MORTOS SUSPEITOS DE FUNDAR PARTIDOS

Por que o TSE autorizou Pros e Solidariedade a funcionar sem checar se assinaturas são válidas?


Nada há a contestar na decisão do Tribunal Superior Eleitoral (TSE) de negar registro ao Rede Sustentabilidade, de Marina Silva, de vez que não lhe foi apresentado o número mínimo de assinaturas de apoio de eleitores aptos a votar exigido pela legislação eleitoral.

Nada justificaria que o tribunal passasse por cima da lei, pois sua função é exatamente garanti-la.

Os políticos – e a ex-senadora acriana é um deles, queira ou não queira, tenha ou não tenha outra imagem perante a população – deveriam saber que a democracia é o império da lei e a normal legal precisa ser cumprida também por eles, que a debatem, votam e aprovam. Marina teve 20 milhões de votos na última disputa presidencial, em 2010.

Desde as manifestações de junho, seu nome aparece como a mais viável opção contra a provável reeleição da presidente Dilma Rousseff, que encabeçará uma chapa de muitas legendas, a começar pelas duas maiores, o Partido dos Trabalhadores (PT) e o Partido do Movimento Democrático Brasileiro (PMDB). E daí? Isso não a torna isenta de cumprir obrigações legais trabalhosas e complicadas: as assinaturas e os Estados onde elas podem ser obtidas e um prazo.

Faltou o mínimo de competência e sobrou bastante negligência à ex-senadora na coleta das 492 mil assinaturas em nove Estados e, por isso, ela chegou ao prazo fatal, sábado passado, sem tê-las em mão. Não adianta reclamar nem pôr a culpa nos outros. Desde que se desentendeu e saiu do Partido Verde (PV), pelo qual se candidatou à Presidência em 2010, ela teve tempo de sobra para conseguir mais do que o necessário.

É certo que sem máquina burocrática federal ou estadual, sem estrutura profissional de apoio para conduzir o processo e sem boa vontade dos políticos com os quais concorre, ela teria dificuldades. A estas se somaram, de acordo com seu depoimento (que não pode ser considerado insuspeito), a má vontade e a lerdeza burocrática dos cartórios nos quais teria de registrar as assinaturas exigidas pela lei.

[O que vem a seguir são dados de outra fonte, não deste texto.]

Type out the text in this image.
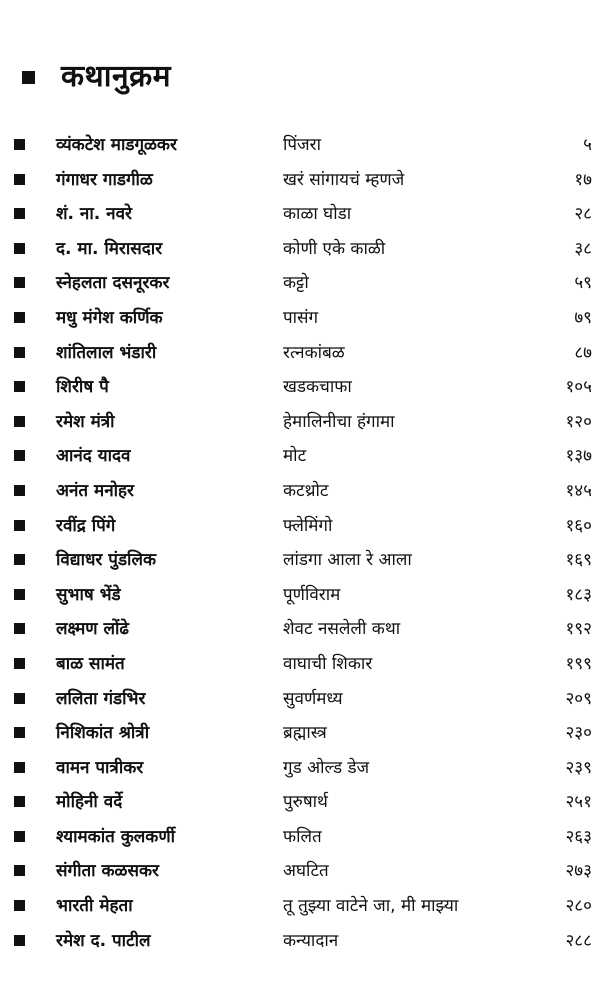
कथानुक्रम
व्यंकटेश माडगूळकर	पिंजरा	५
गंगाधर गाडगीळ	खरं सांगायचं म्हणजे	१७
शं. ना. नवरे	काळा घोडा	२८
द. मा. मिरासदार	कोणी एके काळी	३८
स्नेहलता दसनूरकर	कट्टो	५९
मधु मंगेश कर्णिक	पासंग	७९
शांतिलाल भंडारी	रत्नकांबळ	८७
शिरीष पै	खडकचाफा	१०५
रमेश मंत्री	हेमालिनीचा हंगामा	१२०
आनंद यादव	मोट	१३७
अनंत मनोहर	कटथ्रोट	१४५
रवींद्र पिंगे	फ्लेमिंगो	१६०
विद्याधर पुंडलिक	लांडगा आला रे आला	१६९
सुभाष भेंडे	पूर्णविराम	१८३
लक्ष्मण लोंढे	शेवट नसलेली कथा	१९२
बाळ सामंत	वाघाची शिकार	१९९
ललिता गंडभिर	सुवर्णमध्य	२०९
निशिकांत श्रोत्री	ब्रह्मास्त्र	२३०
वामन पात्रीकर	गुड ओल्ड डेज	२३९
मोहिनी वर्दे	पुरुषार्थ	२५१
श्यामकांत कुलकर्णी	फलित	२६३
संगीता कळसकर	अघटित	२७३
भारती मेहता	तू तुझ्या वाटेने जा, मी माझ्या	२८०
रमेश द. पाटील	कन्यादान	२८८
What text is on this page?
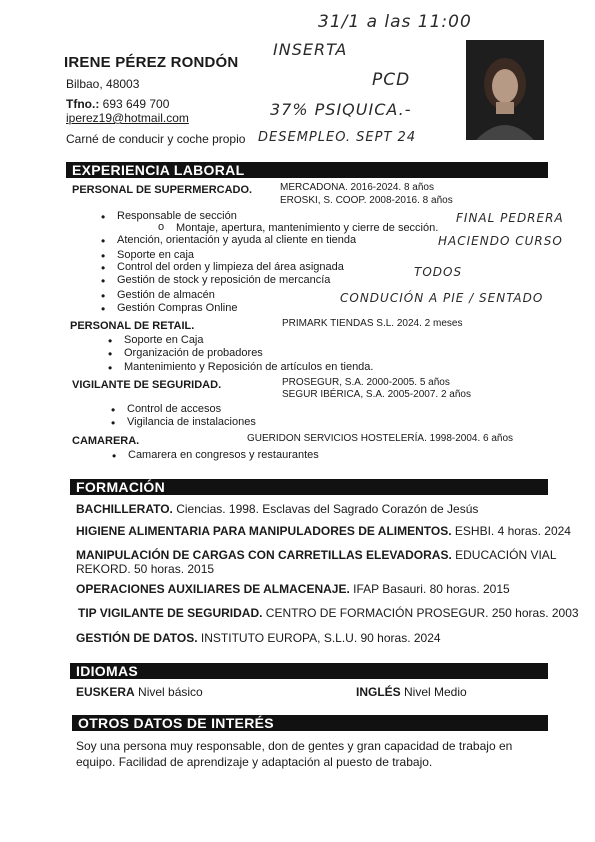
IRENE PÉREZ RONDÓN
Bilbao, 48003
Tfno.: 693 649 700
iperez19@hotmail.com
Carné de conducir y coche propio
31/1 a las 11:00
INSERTA
PCD
37% PSIQUICA.-
DESEMPLEO. SEPT 24
FINAL PEDRERA
HACIENDO CURSO
TODOS
CONDUCIÓN A PIE / SENTADO
EXPERIENCIA LABORAL
PERSONAL DE SUPERMERCADO.	MERCADONA. 2016-2024. 8 años
EROSKI, S. COOP. 2008-2016. 8 años
• Responsable de sección
o Montaje, apertura, mantenimiento y cierre de sección.
• Atención, orientación y ayuda al cliente en tienda
• Soporte en caja
• Control del orden y limpieza del área asignada
• Gestión de stock y reposición de mercancía
• Gestión de almacén
• Gestión Compras Online
PERSONAL DE RETAIL.	PRIMARK TIENDAS S.L. 2024. 2 meses
• Soporte en Caja
• Organización de probadores
• Mantenimiento y Reposición de artículos en tienda.
VIGILANTE DE SEGURIDAD.	PROSEGUR, S.A. 2000-2005. 5 años
SEGUR IBÉRICA, S.A. 2005-2007. 2 años
• Control de accesos
• Vigilancia de instalaciones
CAMARERA.	GUERIDON SERVICIOS HOSTELERÍA. 1998-2004. 6 años
• Camarera en congresos y restaurantes
FORMACIÓN
BACHILLERATO. Ciencias. 1998. Esclavas del Sagrado Corazón de Jesús
HIGIENE ALIMENTARIA PARA MANIPULADORES DE ALIMENTOS. ESHBI. 4 horas. 2024
MANIPULACIÓN DE CARGAS CON CARRETILLAS ELEVADORAS. EDUCACIÓN VIAL
REKORD. 50 horas. 2015
OPERACIONES AUXILIARES DE ALMACENAJE. IFAP Basauri. 80 horas. 2015
TIP VIGILANTE DE SEGURIDAD. CENTRO DE FORMACIÓN PROSEGUR. 250 horas. 2003
GESTIÓN DE DATOS. INSTITUTO EUROPA, S.L.U. 90 horas. 2024
IDIOMAS
EUSKERA Nivel básico	INGLÉS Nivel Medio
OTROS DATOS DE INTERÉS
Soy una persona muy responsable, don de gentes y gran capacidad de trabajo en equipo. Facilidad de aprendizaje y adaptación al puesto de trabajo.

Os governistas tentaram interpor um obstáculo casuístico à sua pretensão na forma de um projeto de lei criado apenas para dificultar a criação de novas legendas partidárias.
A oposição, normalmente desatenta e pouco propícia a enxergar qualquer coisa além dos muros de seus quintais, conseguiu, com o apoio do baixo clero silencioso e, ao contrário dela, atento aos próprios interesses, evitar a aprovação por urgência urgentíssima da providência que, em outras condições de temperatura e pressão, seria bem-vinda para evitar o caos partidário que enfraquece a democracia no Brasil. Mas nem isso lhe serviu de alerta para redobrar os esforços para obter o registro no TSE.

Em vez de fazer uma autocrítica sincera da própria negligência, Marina preferiu atacar os cartórios. Ora essa, cartórios são cartórios e não foram criados para simplificar o complexo, mas para complicar o simples.
Não é à toa que cartorial é um termo que carrega um significado nefasto, que designa maçada, delonga, adiamento. Se, como denunciou, cartórios do ABC dos metalúrgicos do PT agiram de má-fé com ela, por que não os denunciou na Justiça nem mobilizou os militantes da Rede para atazanar a vida deles? Ora, ora, como dizia minha avó, desculpa de cego é feira ruim e saco furado.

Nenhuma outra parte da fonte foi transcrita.